Les décisions prises sont le fruit de mois de pression de la part de la Maison-Blanche sur l’Arabie saoudite. Riyad a cédé. Elle a convenu avec les autres producteurs d’accélérer la production de pétrole. Reportant aux mois de juillet et d’août les augmentations de l’offre prévues pour septembre. Les augmentations mensuelles seront alors d’environ 650 000 barils par jour.
L’objectif est d’enrayer une reprise du marché pétrolier qui menace la croissance économique mondiale et a poussé les prix de l’essence à des sommets historiques partout dans le monde. Pour Joe Biden, c’est un casse-tête politique, à quelques mois des élections de mi-mandat au Congrès.
Offre toujours limitée
Mais les chiffres réels sont autres. Le volume du nouveau pétrole à livrer est bien inférieur à ce que promet l’accord. Sur le total, 432 000 barils par jour de pétrole supplémentaire étaient déjà prévus chaque mois, et donc intégrés dans le marché.
De nombreux petits producteurs n’ont pas non plus respecté leurs quotas de production ces derniers mois. Au total, la hausse effective ne serait que de 355 000 barils par jour au cours des deux prochains mois.

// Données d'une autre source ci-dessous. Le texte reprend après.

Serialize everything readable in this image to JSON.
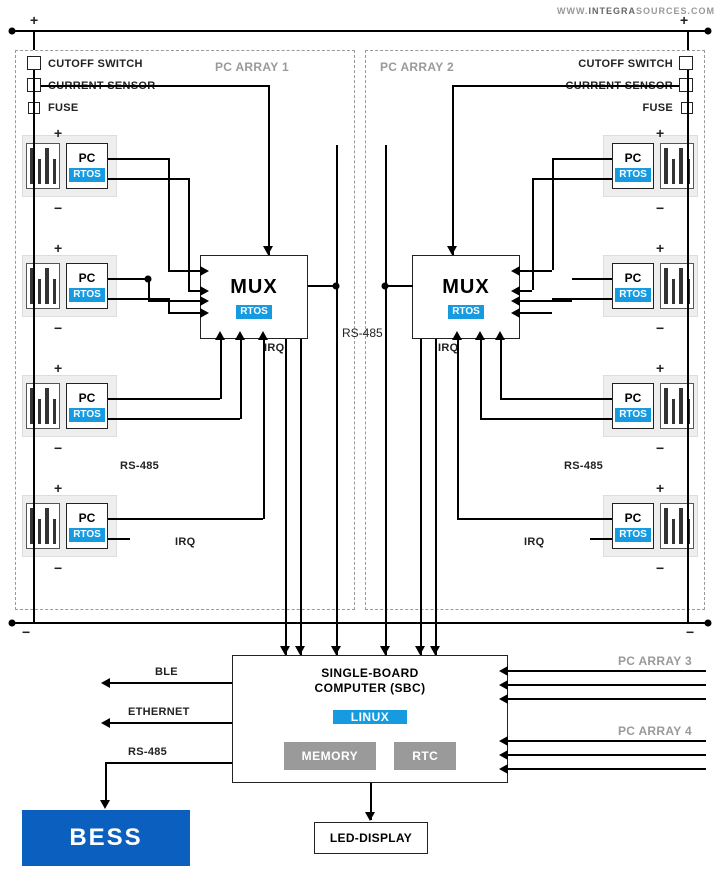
{
  "watermark": {
    "left": "WWW.",
    "mid": "INTEGRA",
    "right": "SOURCES",
    "suffix": ".COM"
  },
  "array1": {
    "title": "PC ARRAY 1",
    "cutoff": "CUTOFF SWITCH",
    "current": "CURRENT SENSOR",
    "fuse": "FUSE"
  },
  "array2": {
    "title": "PC ARRAY 2",
    "cutoff": "CUTOFF SWITCH",
    "current": "CURRENT SENSOR",
    "fuse": "FUSE"
  },
  "pc": {
    "label": "PC",
    "rtos": "RTOS"
  },
  "mux": {
    "label": "MUX",
    "rtos": "RTOS",
    "irq": "IRQ"
  },
  "signals": {
    "rs485": "RS-485",
    "irq": "IRQ"
  },
  "sbc": {
    "title1": "SINGLE-BOARD",
    "title2": "COMPUTER (SBC)",
    "linux": "LINUX",
    "memory": "MEMORY",
    "rtc": "RTC"
  },
  "left_comms": {
    "ble": "BLE",
    "ethernet": "ETHERNET",
    "rs485": "RS-485"
  },
  "right_ext": {
    "arr3": "PC ARRAY 3",
    "arr4": "PC ARRAY 4"
  },
  "bess": "BESS",
  "led": "LED-DISPLAY",
  "polarity": {
    "plus": "+",
    "minus": "−"
  }
}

Cette somme est minime comparée aux 3 millions de barils quotidiens d’approvisionnement en pétrole qui pourraient être perdus en provenance de la Russie. Et ce, au cours du second semestre de l’année, avec le renforcement des sanctions.

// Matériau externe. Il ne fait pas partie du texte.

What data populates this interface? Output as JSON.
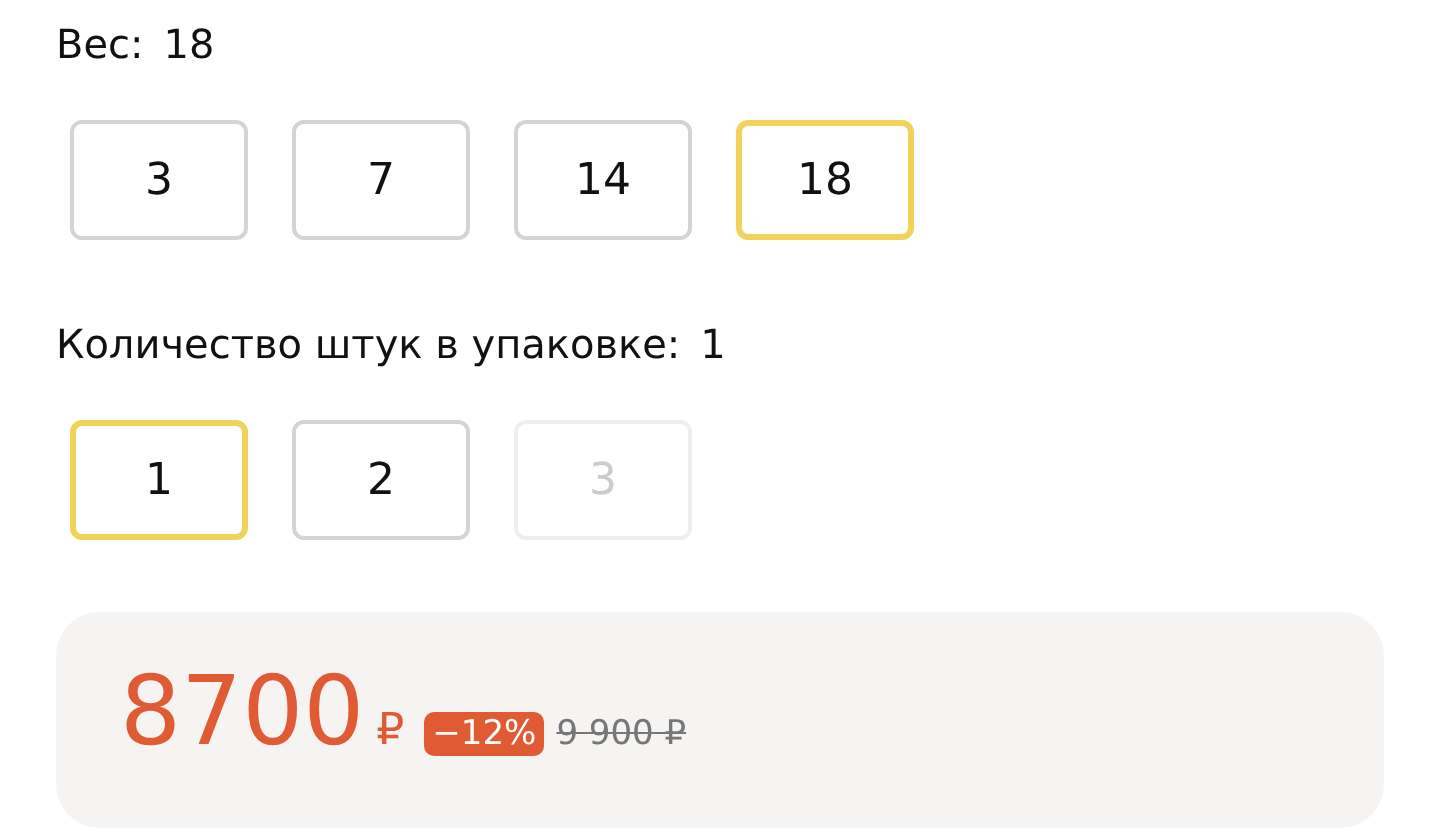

Les États-Unis voulaient davantage parce que la croissance de l’offre des autres producteurs a été également tiède, notamment au Texas. Les fournisseurs américains de schiste, dont la production galopante a contribué à contenir les prix du pétrole ces dernières années, restent réticents à accélérer le forage de nouveaux puits. Ils consacrent plutôt la manne de la hausse des prix aux dividendes et aux rachats d’actions.
Les efforts déployés par les États-Unis pour encourager les exportations de brut du secteur pétrolier vénézuélien sanctionné n’ont pas encore porté leurs fruits.
Un nouvel accord nucléaire avec l’Iran permettrait à son pétrole de revenir sur le marché reste lointain. Demander plus de pétrole canadien serait politiquement périlleux pour Biden, étant donné sa décision d’annuler un permis pour l’oléoduc controversé Keystone XL. Quels qu’ils soient, les nouveaux approvisionnements en provenance de l’un de ces pays mettraient des mois à arriver.
Demande soutenue
En même temps, la consommation continue d’augmenter. Lorsque l’économie chinoise se remettra à fonctionner, elle pourrait encore s’envoler. Les estimations parlent d’une demande quotidienne mondiale de 100,3 millions de barils contre 97 millions en 2021.
Par ailleurs, à l’approche de la saison estivale de conduite aux États-Unis, la demande des automobilistes reste forte, malgré une hausse de 60% du prix de l’essence. Et lorsque les Américains ne consomment pas de carburant, les raffineurs l’exportent vers un marché mondial également assoiffé et inquiet des effets des sanctions contre la Russie, premier exportateur mondial de produits raffinés.
Dans ce contexte de raréfaction des approvisionnements et de forte demande de pétrole de la part des consommateurs, nous assistons à ce que certains considèrent comme le début d’un cycle haussier des prix des produits de base.
La fièvre des prix ne se brisera probablement que lorsque la demande commencera à craquer. Entre temps, les Saoudiens ont signé une victoire politique puisqu’ils ont pu continuer à profiter d’un contexte favorable aux prix. Tout en retrouvant l’accord historique pétrole-stabilité-sécurité avec les Américains.